Dino proíbe governo de reter taxas da CVM e exige plano de reestruturação
O ministro Flávio Dino, do STF, concedeu liminar proibindo o governo federal de reter taxas da CVM e determinou um plano emergencial de reestruturação em 20 dias, além de cobrar explicações sobre a falta de integrantes.
Pontos principais
- Ministro Flávio Dino, do STF, concedeu liminar contra o governo federal nesta terça-feira (5).
- A liminar proíbe a retenção de taxas arrecadadas pela Comissão de Valores Mobiliários (CVM) pelo Tesouro Nacional.
- Dino exigiu um plano emergencial para reestruturar a fiscalização da CVM em 20 dias.
- A CVM poderá usar a íntegra da arrecadação da Taxa de Fiscalização dos Mercados de Títulos e Valores Mobiliários.
- Anteriormente, 70% da arrecadação da taxa era destinada ao Tesouro, deixando apenas 30% para a CVM.
- A CVM enfrenta problemas de falta de verba e pessoal, o que facilita fraudes e lavagem de dinheiro.
- O ministro também cobrou explicações do governo Lula sobre a falta de integrantes do colegiado da autarquia.
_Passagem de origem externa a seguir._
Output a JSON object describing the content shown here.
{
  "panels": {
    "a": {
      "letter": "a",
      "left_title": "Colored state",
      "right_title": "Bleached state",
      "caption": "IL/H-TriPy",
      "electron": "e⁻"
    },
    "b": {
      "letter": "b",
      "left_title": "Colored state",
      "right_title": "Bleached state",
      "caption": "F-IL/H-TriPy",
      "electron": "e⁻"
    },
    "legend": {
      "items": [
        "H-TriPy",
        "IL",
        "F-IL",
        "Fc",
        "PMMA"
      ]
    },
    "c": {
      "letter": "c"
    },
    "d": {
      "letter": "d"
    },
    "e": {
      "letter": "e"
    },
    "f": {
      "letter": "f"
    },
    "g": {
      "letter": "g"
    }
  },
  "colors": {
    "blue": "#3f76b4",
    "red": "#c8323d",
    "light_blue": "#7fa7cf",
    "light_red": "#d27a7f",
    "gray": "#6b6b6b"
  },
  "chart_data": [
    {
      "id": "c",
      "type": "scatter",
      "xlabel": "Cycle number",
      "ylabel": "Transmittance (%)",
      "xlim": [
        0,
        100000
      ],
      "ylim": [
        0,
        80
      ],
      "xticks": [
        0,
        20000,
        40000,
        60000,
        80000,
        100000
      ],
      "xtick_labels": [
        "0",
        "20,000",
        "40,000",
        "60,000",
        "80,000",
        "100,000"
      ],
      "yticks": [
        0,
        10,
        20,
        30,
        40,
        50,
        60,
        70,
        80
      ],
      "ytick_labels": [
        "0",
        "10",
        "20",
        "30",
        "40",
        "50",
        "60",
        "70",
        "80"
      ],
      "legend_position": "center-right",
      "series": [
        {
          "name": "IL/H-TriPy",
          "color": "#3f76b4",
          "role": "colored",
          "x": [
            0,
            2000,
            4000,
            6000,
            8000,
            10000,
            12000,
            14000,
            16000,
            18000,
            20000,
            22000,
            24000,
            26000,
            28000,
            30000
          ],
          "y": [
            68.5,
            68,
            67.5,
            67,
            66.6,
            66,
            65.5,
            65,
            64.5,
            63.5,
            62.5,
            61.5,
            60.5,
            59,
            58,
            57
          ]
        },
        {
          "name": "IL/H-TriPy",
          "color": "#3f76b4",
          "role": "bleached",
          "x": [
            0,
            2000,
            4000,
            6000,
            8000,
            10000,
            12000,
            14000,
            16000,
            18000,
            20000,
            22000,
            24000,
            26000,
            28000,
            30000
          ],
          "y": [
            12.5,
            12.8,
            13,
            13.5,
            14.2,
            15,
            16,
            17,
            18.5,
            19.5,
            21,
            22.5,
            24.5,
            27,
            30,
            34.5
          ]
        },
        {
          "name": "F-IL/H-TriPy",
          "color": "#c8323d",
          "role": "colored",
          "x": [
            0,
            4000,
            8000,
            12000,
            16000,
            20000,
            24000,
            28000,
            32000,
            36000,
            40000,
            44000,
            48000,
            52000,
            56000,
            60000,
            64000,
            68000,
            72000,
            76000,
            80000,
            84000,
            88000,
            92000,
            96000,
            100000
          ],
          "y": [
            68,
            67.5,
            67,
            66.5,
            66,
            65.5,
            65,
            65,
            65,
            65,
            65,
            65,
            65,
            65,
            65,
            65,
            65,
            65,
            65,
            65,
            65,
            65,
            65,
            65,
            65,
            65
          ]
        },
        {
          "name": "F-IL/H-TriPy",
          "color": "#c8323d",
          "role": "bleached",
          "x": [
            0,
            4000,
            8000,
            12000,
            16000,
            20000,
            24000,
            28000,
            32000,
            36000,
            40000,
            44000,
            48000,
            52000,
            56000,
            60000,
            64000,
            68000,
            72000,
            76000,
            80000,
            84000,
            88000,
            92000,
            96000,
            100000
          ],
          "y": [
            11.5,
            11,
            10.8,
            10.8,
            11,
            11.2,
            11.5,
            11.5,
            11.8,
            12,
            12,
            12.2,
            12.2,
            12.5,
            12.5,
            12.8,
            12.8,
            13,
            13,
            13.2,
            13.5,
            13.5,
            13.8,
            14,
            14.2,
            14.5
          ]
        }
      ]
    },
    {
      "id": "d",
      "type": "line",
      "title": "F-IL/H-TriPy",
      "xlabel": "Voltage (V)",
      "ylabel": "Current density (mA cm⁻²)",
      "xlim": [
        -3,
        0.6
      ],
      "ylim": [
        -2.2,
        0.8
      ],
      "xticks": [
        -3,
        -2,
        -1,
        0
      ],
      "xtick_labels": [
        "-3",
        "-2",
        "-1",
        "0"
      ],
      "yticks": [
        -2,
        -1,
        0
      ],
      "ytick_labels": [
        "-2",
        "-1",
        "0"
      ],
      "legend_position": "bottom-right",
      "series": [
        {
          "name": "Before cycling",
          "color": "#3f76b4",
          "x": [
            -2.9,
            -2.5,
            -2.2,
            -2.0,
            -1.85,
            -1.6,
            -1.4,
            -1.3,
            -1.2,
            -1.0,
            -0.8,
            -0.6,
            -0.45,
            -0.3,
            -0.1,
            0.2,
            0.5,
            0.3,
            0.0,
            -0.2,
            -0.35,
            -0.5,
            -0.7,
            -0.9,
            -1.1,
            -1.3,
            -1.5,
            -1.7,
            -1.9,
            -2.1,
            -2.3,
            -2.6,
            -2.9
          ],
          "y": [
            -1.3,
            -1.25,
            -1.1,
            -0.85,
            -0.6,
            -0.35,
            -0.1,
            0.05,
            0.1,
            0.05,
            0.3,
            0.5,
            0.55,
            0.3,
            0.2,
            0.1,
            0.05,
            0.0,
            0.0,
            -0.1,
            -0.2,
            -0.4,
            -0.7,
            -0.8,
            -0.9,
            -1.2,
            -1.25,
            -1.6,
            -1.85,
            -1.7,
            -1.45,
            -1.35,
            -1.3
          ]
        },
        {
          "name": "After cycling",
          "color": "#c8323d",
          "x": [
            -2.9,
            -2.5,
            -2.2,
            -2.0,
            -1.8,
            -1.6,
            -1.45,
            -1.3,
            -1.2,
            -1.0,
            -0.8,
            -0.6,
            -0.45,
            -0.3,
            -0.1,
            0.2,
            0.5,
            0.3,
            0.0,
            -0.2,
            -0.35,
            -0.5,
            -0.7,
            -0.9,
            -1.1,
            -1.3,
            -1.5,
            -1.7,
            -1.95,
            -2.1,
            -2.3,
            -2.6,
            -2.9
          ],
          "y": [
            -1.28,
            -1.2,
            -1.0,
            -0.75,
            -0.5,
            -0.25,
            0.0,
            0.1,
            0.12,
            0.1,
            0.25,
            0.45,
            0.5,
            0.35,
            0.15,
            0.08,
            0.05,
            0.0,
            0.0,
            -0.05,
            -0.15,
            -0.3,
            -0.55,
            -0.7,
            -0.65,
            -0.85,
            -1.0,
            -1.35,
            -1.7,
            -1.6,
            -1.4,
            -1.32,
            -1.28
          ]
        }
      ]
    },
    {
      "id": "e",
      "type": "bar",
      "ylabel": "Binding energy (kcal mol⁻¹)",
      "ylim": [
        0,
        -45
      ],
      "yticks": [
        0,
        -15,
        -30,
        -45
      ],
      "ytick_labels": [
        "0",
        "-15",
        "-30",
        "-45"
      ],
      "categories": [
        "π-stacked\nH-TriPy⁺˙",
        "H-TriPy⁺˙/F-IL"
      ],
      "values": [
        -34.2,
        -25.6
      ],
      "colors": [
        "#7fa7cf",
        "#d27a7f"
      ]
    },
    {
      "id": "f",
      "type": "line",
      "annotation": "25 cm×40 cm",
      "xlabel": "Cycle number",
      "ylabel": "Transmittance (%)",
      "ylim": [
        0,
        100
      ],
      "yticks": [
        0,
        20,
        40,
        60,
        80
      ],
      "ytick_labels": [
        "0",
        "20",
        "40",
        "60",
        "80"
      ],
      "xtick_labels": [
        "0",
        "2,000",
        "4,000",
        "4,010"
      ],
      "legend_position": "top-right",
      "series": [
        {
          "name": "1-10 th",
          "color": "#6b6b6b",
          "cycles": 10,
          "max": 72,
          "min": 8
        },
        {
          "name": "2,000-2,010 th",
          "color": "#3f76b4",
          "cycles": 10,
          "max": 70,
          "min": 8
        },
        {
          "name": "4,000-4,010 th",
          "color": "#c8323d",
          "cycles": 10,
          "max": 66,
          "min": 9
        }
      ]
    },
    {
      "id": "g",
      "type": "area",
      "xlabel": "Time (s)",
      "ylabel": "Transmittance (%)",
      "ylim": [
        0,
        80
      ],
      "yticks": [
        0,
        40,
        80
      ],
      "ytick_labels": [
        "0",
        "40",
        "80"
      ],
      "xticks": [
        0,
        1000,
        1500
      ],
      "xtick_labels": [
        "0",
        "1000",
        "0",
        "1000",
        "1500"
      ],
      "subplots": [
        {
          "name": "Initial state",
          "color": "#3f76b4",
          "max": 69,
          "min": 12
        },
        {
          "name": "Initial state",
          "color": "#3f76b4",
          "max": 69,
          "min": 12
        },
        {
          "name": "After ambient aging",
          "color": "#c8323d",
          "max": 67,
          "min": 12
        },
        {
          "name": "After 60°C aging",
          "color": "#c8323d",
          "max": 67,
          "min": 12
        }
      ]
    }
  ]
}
- O plano deve incluir mutirões de fiscalização, celeridade processual e recomposição de servidores.
O ministro Flávio Dino, do Supremo Tribunal Federal (STF), concedeu uma liminar nesta terça-feira (5) que proíbe o governo federal de reter as taxas arrecadadas pela Comissão de Valores Mobiliários (CVM). A decisão também determina que o governo apresente, em 20 dias, um plano emergencial para reestruturar a fiscalização da CVM. Com a liminar, a CVM poderá usar a totalidade da arrecadação da Taxa de Fiscalização dos Mercados de Títulos e Valores Mobiliários, proibindo a retenção pelo Tesouro Nacional. Anteriormente, 70% da arrecadação era destinada ao Tesouro, com apenas 30% para a CVM.
Dino questionou a eficácia da CVM no combate a fraudes e lavagem de dinheiro no mercado de capitais, citando uma "atrofia institucional" devido à redução orçamentária e falta de servidores. O plano exigido deve incluir medidas como mutirões de fiscalização, celeridade processual, recomposição de servidores, integração tecnológica, inteligência financeira e supervisão preventiva. Além disso, o ministro cobrou do governo do presidente Lula (PT) explicações, também em 20 dias, sobre a falta de integrantes do colegiado da autarquia. Um plano complementar de médio prazo também deve ser apresentado, abordando a eliminação de gargalos, ampliação da prevenção com tecnologia, redução da evasão de servidores e revisão remuneratória.
A ação no STF foi iniciada pelo Partido Novo em março de 2025, contestando o destino da arrecadação da taxa de fiscalização da CVM, cuja maior parte era direcionada ao caixa do governo federal. Lula e Alcolumbre serão oficiados sobre as dificuldades causadas pela incompletude do colegiado da CVM.